Dmytro Semykras

Piano

French Dmytro Semykras thinks about performance as an act of transfer - something heard becomes something felt. If that moment of connection doesn’t happen, the evening hasn’t quite worked. Technical precision matters deeply to him, but it has never been the goal in itself. The goal is to dissolve the distance between music and listener, allowing audiences to experience a work not only through sound, but through genuine emotional engagement.

Currently studying at the University of Music and Performing Arts Graz with Milana Chernyavska, Dmytro has built an increasingly international profile through performances across Europe and the United States. Recent highlights include First Prize at the Cantù International Piano Competition and the Île-de-France International Piano Competition in Paris. As a soloist he has appeared with the Orquestra Sinfónica do Porto Casa da Música and the Kharkov Philharmonic Orchestra.
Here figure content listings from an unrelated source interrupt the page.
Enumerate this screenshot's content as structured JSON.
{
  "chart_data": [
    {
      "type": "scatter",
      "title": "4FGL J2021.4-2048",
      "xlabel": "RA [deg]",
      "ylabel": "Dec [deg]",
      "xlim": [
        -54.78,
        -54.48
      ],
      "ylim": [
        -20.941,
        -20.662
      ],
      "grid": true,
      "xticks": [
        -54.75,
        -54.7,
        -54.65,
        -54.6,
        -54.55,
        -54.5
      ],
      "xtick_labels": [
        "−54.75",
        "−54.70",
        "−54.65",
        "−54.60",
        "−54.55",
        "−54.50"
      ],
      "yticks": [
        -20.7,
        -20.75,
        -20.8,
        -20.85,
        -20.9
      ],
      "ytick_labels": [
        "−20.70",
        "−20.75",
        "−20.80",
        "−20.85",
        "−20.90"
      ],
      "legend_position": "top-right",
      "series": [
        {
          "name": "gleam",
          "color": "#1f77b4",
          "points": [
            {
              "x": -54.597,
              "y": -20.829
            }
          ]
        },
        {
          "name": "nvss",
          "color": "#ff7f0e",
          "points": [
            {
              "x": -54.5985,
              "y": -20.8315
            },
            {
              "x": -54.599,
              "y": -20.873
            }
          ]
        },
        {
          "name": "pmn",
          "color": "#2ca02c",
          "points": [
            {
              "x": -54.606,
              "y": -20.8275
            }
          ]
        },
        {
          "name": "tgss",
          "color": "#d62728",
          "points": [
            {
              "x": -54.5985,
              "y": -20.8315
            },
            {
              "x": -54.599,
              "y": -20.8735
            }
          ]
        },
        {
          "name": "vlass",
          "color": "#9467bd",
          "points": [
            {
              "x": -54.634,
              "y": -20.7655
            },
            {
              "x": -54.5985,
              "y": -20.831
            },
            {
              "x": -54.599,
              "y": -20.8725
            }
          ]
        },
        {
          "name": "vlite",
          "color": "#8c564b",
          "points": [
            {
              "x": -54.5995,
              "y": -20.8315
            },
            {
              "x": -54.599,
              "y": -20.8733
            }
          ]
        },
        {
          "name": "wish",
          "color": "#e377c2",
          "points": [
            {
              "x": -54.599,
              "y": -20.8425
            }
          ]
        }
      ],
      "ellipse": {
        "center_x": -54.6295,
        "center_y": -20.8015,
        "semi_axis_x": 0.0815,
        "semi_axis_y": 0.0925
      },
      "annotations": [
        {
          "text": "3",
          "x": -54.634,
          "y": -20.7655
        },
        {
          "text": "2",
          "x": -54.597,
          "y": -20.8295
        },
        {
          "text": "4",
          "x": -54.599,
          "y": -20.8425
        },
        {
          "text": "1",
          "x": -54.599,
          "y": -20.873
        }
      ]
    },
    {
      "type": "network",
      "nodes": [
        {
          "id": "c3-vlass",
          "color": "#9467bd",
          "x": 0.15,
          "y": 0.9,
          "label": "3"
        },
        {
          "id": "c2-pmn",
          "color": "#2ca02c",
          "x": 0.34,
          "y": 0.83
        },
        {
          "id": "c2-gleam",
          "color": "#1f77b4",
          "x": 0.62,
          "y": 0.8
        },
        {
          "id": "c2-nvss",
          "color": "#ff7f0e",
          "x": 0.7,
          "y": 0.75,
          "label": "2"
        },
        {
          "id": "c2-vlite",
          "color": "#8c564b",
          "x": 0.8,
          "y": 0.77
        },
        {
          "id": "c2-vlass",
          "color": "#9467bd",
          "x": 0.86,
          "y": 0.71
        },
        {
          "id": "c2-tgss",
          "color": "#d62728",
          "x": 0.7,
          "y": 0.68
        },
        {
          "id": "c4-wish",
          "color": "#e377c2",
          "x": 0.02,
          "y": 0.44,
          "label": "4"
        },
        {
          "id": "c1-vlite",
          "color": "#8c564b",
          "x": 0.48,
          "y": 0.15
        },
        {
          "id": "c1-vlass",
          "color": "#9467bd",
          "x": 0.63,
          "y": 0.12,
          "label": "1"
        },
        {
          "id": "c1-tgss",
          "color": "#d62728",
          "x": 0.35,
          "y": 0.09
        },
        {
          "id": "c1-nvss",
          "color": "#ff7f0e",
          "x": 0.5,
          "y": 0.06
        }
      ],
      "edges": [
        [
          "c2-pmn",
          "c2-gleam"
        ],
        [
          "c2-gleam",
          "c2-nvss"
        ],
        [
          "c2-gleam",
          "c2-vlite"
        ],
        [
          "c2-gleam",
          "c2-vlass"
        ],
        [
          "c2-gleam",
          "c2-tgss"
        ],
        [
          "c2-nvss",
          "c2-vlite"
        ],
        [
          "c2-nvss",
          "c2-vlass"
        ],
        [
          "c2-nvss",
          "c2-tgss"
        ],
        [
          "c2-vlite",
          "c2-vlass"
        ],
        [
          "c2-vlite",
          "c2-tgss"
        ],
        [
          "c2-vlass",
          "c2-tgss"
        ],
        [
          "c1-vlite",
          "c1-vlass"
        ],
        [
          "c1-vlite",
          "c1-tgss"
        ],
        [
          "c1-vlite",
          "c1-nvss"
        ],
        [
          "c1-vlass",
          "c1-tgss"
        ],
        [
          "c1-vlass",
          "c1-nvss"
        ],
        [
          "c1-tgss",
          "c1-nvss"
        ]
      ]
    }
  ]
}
He is also a founding member of a piano trio now in its fourth year, performing across Europe and the United States — an ensemble through which chamber music has become as central to his artistic life as the solo recital.

What distinguishes Dmytro’s work most clearly is the way he constructs programs. Rather than treating a concert as a sequence of individual pieces, he builds around an idea - a question, an emotional territory, a thread running across centuries. One project traces sonata form from Scarlatti through to Prokofiev: the same architectural instinct, refracted through very different minds across three hundred years. Another, which he calls “Dreams,” brings together Tchaikovsky, Schumann, Prokofiev, and Ravel around a shared emotional territory -  the way artists of great maturity look back at childhood. The pieces come from different countries, different eras, different musical languages, and yet placed together they seem to be in quiet conversation with one another.

At the heart of Dmytro’s work is a belief that music is most powerful when it creates a shared experience between performer and audience. Through thoughtful programming, collaborative exploration, and a deep commitment to the expressive possibilities of the piano, he strives to create performances that resonate long after the final note has faded.